Peccato che a settembre 2021 (quasi 4 anni fa) sia stato firmato un accordo tra Regione Sardegna, Comune di Alghero e Provincia Autonoma di Trento con il quale tuttora si riconosce al comune catalano il ruolo di capofila e di guida per i comuni sardi che vogliano ottenere la certificazione di comune Amico della famiglia e di sensibilizzazione sulle politiche Family portate avanti dalla Provincia Autonoma di Trento. «La firma del protocollo è l’importante conclusione di un percorso e contemporaneo rilancio da parte della Regione Sardegna che sposa in toto il modus operandi della Provincia Autonoma di Trento», sottolineava Luciano Malfer, Dirigente dell’allora Agenzia per la famiglia della Provincia autonoma di Trento. L’occasione fu la prima Convention regionale per le politiche familiari, messa in piedi dall’Ufficio politiche familiari della cittadina catalana. In altre parole, la Sardegna è già nettamente più avanti di quanto ipotizzato nella proposta di legge.

Volete sapere chi firmò per la Regione? «È pronto il bando a favore delle imprese per la certificazione dei processi di conciliazione lavoro/famiglia grazie a venti consulenti e valutatori pronti a guidare le realtà sarde», puntualizzò poco prima di siglare l’intesa Giovanni Deiana, allora direttore generale delle Politiche sociali, riferendosi al personale formato appositamente dalla Trentino school of management. Nuorese stimatissimo per sensibilità e preparazione culturale (prima ancora che accademica), oggi Deiana è direttore generale della Presidenza della Regione. Praticamente il braccio destro amministrativo di Alessandra Todde.
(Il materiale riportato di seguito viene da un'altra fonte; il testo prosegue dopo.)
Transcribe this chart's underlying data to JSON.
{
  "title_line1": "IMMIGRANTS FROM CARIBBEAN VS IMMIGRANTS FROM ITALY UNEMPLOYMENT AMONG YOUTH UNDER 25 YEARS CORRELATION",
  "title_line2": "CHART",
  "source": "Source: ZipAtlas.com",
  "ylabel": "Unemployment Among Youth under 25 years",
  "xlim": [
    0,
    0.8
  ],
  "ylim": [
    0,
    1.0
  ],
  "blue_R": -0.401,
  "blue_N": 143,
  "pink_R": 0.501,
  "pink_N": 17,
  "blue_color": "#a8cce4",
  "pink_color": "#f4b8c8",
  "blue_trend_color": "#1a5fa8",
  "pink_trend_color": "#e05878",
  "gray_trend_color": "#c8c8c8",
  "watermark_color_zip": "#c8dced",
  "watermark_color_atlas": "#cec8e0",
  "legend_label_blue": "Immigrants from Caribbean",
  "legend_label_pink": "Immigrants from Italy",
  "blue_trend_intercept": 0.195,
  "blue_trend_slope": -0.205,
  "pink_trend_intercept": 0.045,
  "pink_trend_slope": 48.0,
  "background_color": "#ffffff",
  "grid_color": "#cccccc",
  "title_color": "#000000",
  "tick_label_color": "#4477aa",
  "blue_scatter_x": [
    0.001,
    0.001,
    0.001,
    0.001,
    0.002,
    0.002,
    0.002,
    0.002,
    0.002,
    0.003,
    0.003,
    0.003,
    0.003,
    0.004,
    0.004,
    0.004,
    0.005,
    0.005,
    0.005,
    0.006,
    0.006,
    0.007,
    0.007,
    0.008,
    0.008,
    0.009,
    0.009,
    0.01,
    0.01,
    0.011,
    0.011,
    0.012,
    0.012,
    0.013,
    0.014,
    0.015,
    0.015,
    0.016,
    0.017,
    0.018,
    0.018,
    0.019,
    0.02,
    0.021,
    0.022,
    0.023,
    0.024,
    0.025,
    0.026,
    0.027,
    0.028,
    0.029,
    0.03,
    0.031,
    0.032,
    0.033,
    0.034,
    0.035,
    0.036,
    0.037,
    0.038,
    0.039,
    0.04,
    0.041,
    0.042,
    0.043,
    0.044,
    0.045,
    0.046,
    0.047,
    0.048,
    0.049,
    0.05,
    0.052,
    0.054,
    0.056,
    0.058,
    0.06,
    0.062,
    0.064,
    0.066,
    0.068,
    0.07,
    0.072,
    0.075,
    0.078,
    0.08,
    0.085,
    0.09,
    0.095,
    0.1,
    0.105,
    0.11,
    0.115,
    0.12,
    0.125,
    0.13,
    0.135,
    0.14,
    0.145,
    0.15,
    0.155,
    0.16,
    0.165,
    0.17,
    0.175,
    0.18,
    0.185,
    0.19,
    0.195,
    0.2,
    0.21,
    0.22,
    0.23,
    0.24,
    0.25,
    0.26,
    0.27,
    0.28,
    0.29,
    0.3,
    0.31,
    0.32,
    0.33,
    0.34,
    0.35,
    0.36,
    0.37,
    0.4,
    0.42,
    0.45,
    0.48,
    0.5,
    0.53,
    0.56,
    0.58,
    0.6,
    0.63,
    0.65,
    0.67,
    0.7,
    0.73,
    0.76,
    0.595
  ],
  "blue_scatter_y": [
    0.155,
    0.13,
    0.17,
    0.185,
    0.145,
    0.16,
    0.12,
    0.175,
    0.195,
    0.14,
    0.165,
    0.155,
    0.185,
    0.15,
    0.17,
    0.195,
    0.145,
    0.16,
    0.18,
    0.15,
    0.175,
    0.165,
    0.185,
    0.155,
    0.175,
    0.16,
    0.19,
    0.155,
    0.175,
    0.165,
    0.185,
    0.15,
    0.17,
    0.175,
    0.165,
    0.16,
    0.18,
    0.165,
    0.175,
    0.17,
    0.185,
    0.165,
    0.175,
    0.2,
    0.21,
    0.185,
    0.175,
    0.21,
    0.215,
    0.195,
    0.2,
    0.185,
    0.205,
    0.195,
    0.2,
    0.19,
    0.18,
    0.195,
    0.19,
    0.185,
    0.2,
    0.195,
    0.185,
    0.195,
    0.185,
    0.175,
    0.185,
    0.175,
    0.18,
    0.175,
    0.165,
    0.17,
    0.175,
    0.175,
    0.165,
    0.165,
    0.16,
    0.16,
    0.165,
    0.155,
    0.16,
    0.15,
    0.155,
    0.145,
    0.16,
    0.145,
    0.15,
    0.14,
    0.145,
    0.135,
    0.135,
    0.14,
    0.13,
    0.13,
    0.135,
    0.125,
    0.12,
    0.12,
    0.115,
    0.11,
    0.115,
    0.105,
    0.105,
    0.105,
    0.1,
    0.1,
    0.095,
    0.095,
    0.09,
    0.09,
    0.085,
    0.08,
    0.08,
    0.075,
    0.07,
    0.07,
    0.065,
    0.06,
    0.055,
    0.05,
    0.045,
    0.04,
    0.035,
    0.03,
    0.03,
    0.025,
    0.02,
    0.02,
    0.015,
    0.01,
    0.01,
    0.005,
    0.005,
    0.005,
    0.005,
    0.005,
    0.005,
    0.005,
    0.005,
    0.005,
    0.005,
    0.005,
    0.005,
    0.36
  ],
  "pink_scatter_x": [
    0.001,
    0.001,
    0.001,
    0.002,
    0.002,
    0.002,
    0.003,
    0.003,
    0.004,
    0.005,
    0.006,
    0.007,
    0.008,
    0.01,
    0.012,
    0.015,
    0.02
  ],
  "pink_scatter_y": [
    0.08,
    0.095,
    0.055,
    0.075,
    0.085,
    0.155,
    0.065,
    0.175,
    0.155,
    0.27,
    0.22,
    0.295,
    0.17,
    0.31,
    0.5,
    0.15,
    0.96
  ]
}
Per non partire da zero, ai tre consiglieri sarebbe stata sufficiente una telefonata a Deiana. O magari anche solo un messaggio whatsapp. O, magari, una trasferta (pagata) ad Alghero per scrivere la proposta di legge insieme a chi conosce bene la materia, perché è vero che non bisogna vergognarsi di copiare. Però bisogna farlo bene.